This small bronze plaque, the Velvet Revolution Monument, marks the spot where hundreds of nonviolently protesting college students were brutally beaten by riot police on the night of November 17, 1989, the 50th anniversary of when the Nazis stormed Prague in 1939 and just days after the fall of the Berlin Wall.
On this first day of the revolution, a peaceful student demonstration ended with violence on Narodni Street when riot police blocked off escape routes and severely beat students. Almost every day afterwards until the end of December brought more protests with more and more people participating. By November 20 an estimated half-million of peaceful protesters took to the streets. A general two-hour strike that involved all citizens of then-Czechoslovakia was held on November 27th. After that, demonstrations were being held almost daily in Prague’s Wenceslas Square.
On December 29, with the election of Vaclav Havel as the first president of a free Czechoslovakia since 1948, the students ended their strike and the Velvet Revolution ended in victory.

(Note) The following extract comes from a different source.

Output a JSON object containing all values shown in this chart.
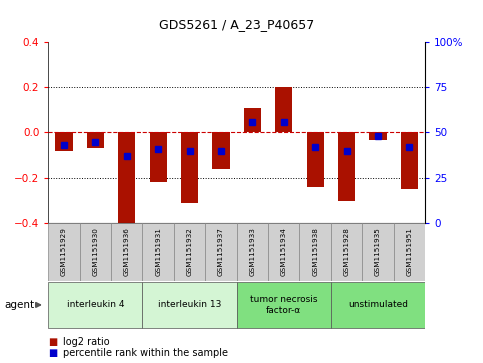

The bronze plaque is a relief of nine hands showing a gesture of victory. Sculptors Otakar Příhoda and Miroslav Krátký, placed the plaque in the arcade outside Kaňka Palace in February 1990. The building is owned by the Czech Bar Association, and they were concerned about fires caused by pilgrims lighting candles by the monument and congestion in the narrow passageway. In November 2016 it was moved from the passage to the facade of the house.